The results reported in the current study are based on the CAMBoD survey conducted in the adult population of Biyem-Assi, Yaoundé, Cameroon in 2007. In comparison with a survey conducted in the area in 2003 increased prevalence for IFG/T2D ((3.7% (2003) to 4.1% (2007), hypertension (17.1% (2003) to 20.4% (2007)) and obesity (14.6% (2003) to 18.3% (2007); all age-standardized data) were noted. Our study showed that T2D, IFG/T2D, hypertension and adiposity affects particularly people in the age group 45-54 years. Prevalence has increased though less than for any of the top 10 countries in the African region for which increasing prevalence of 6.3% to 15.4% was reported in 2013 [25]. Urban settlements are fast becoming diabetic and obesity epi-centres and increasingly people at younger ages are observed to develop diabetes [2,4,5]. The high burden of diabetes in low and middle income countries especially in sub-Saharan Africa [25,31] calls for increased efforts to address individual lifestyle changes to reduce modifiable IFG/T2D risk factors [28,29], particularly central obesity, to counteract accelerating prevalence rates of IFG/T2D in a population undergoing rapid urbanisation and epidemiologic transition with limited health resources accentuated by negligible health expenditure on diabetes.

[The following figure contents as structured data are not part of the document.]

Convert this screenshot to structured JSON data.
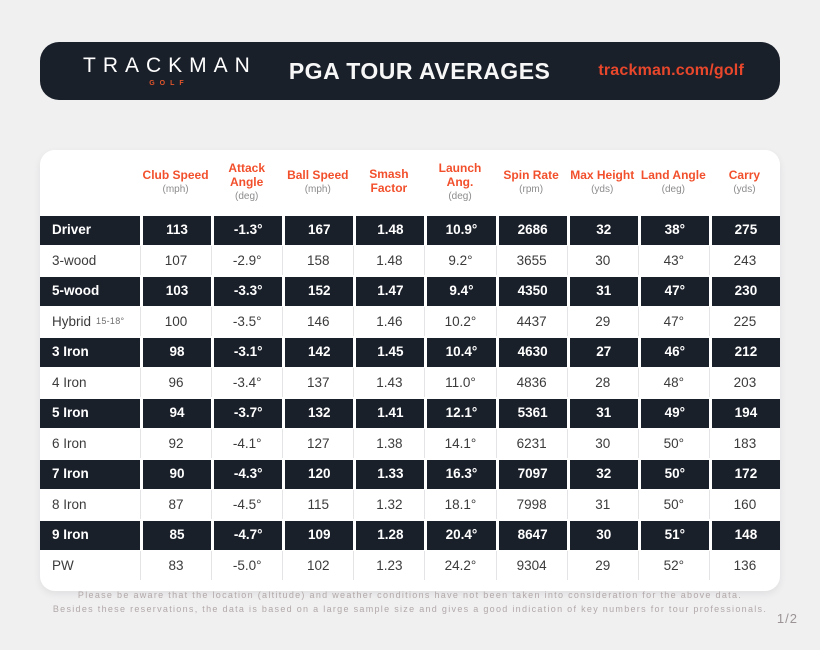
{
  "page": {
    "page_number": "1/2"
  },
  "header": {
    "brand": "TRACKMAN",
    "brand_sub": "GOLF",
    "title": "PGA TOUR AVERAGES",
    "link": "trackman.com/golf"
  },
  "colors": {
    "accent_orange": "#E8472B",
    "header_label_orange": "#F2502C",
    "dark_bg": "#1A202A",
    "page_bg": "#F0F0F1",
    "light_row_text": "#3B3B3B",
    "unit_text": "#8C8C8C",
    "footer_text": "#B2A8A8"
  },
  "chart_data": {
    "type": "table",
    "title": "PGA TOUR AVERAGES",
    "columns": [
      {
        "label": "Club Speed",
        "unit": "(mph)"
      },
      {
        "label": "Attack Angle",
        "unit": "(deg)"
      },
      {
        "label": "Ball Speed",
        "unit": "(mph)"
      },
      {
        "label": "Smash Factor",
        "unit": ""
      },
      {
        "label": "Launch Ang.",
        "unit": "(deg)"
      },
      {
        "label": "Spin Rate",
        "unit": "(rpm)"
      },
      {
        "label": "Max Height",
        "unit": "(yds)"
      },
      {
        "label": "Land Angle",
        "unit": "(deg)"
      },
      {
        "label": "Carry",
        "unit": "(yds)"
      }
    ],
    "rows": [
      {
        "club": "Driver",
        "club_note": "",
        "dark": true,
        "values": [
          "113",
          "-1.3°",
          "167",
          "1.48",
          "10.9°",
          "2686",
          "32",
          "38°",
          "275"
        ]
      },
      {
        "club": "3-wood",
        "club_note": "",
        "dark": false,
        "values": [
          "107",
          "-2.9°",
          "158",
          "1.48",
          "9.2°",
          "3655",
          "30",
          "43°",
          "243"
        ]
      },
      {
        "club": "5-wood",
        "club_note": "",
        "dark": true,
        "values": [
          "103",
          "-3.3°",
          "152",
          "1.47",
          "9.4°",
          "4350",
          "31",
          "47°",
          "230"
        ]
      },
      {
        "club": "Hybrid",
        "club_note": "15-18°",
        "dark": false,
        "values": [
          "100",
          "-3.5°",
          "146",
          "1.46",
          "10.2°",
          "4437",
          "29",
          "47°",
          "225"
        ]
      },
      {
        "club": "3 Iron",
        "club_note": "",
        "dark": true,
        "values": [
          "98",
          "-3.1°",
          "142",
          "1.45",
          "10.4°",
          "4630",
          "27",
          "46°",
          "212"
        ]
      },
      {
        "club": "4 Iron",
        "club_note": "",
        "dark": false,
        "values": [
          "96",
          "-3.4°",
          "137",
          "1.43",
          "11.0°",
          "4836",
          "28",
          "48°",
          "203"
        ]
      },
      {
        "club": "5 Iron",
        "club_note": "",
        "dark": true,
        "values": [
          "94",
          "-3.7°",
          "132",
          "1.41",
          "12.1°",
          "5361",
          "31",
          "49°",
          "194"
        ]
      },
      {
        "club": "6 Iron",
        "club_note": "",
        "dark": false,
        "values": [
          "92",
          "-4.1°",
          "127",
          "1.38",
          "14.1°",
          "6231",
          "30",
          "50°",
          "183"
        ]
      },
      {
        "club": "7 Iron",
        "club_note": "",
        "dark": true,
        "values": [
          "90",
          "-4.3°",
          "120",
          "1.33",
          "16.3°",
          "7097",
          "32",
          "50°",
          "172"
        ]
      },
      {
        "club": "8 Iron",
        "club_note": "",
        "dark": false,
        "values": [
          "87",
          "-4.5°",
          "115",
          "1.32",
          "18.1°",
          "7998",
          "31",
          "50°",
          "160"
        ]
      },
      {
        "club": "9 Iron",
        "club_note": "",
        "dark": true,
        "values": [
          "85",
          "-4.7°",
          "109",
          "1.28",
          "20.4°",
          "8647",
          "30",
          "51°",
          "148"
        ]
      },
      {
        "club": "PW",
        "club_note": "",
        "dark": false,
        "values": [
          "83",
          "-5.0°",
          "102",
          "1.23",
          "24.2°",
          "9304",
          "29",
          "52°",
          "136"
        ]
      }
    ]
  },
  "footer": {
    "line1": "Please be aware that the location (altitude) and weather conditions have not been taken into consideration for the above data.",
    "line2": "Besides these reservations, the data is based on a large sample size and gives a good indication of key numbers for tour professionals."
  }
}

Limitations and advantages of the study

The current cross-sectional study was conducted in an urban setting in Yaoundé and may thus not be generalizable to the rural population in Cameroon. Missing information in the survey population may further limit the generalizability of the study results. For definition of pre-diabetes, we used IFG instead of IGT, which considering that FCG may potentially fail to identify previously undiagnosed diabetes, could have introduced misclassification of IFG/T2D. Participants on anti-diabetic medication were considered to be diabetic, however, some may have been prescribed anti-diabetic medication at a pre-diabetes stage, which might have resulted in some misclassification of IFG and T2D.

Despite these limitations and taking into consideration feasibility, reproducibility, acceptability and local context our study provided prevalence data of T2D, IFG/T2D, hypertension and adiposity by sex and age group strata for an urban Cameroonian population. The study seeks to enhance public awareness on the seriousness of diabetes and its complications and the need for prevention strategies especially in people less than 45 years of age.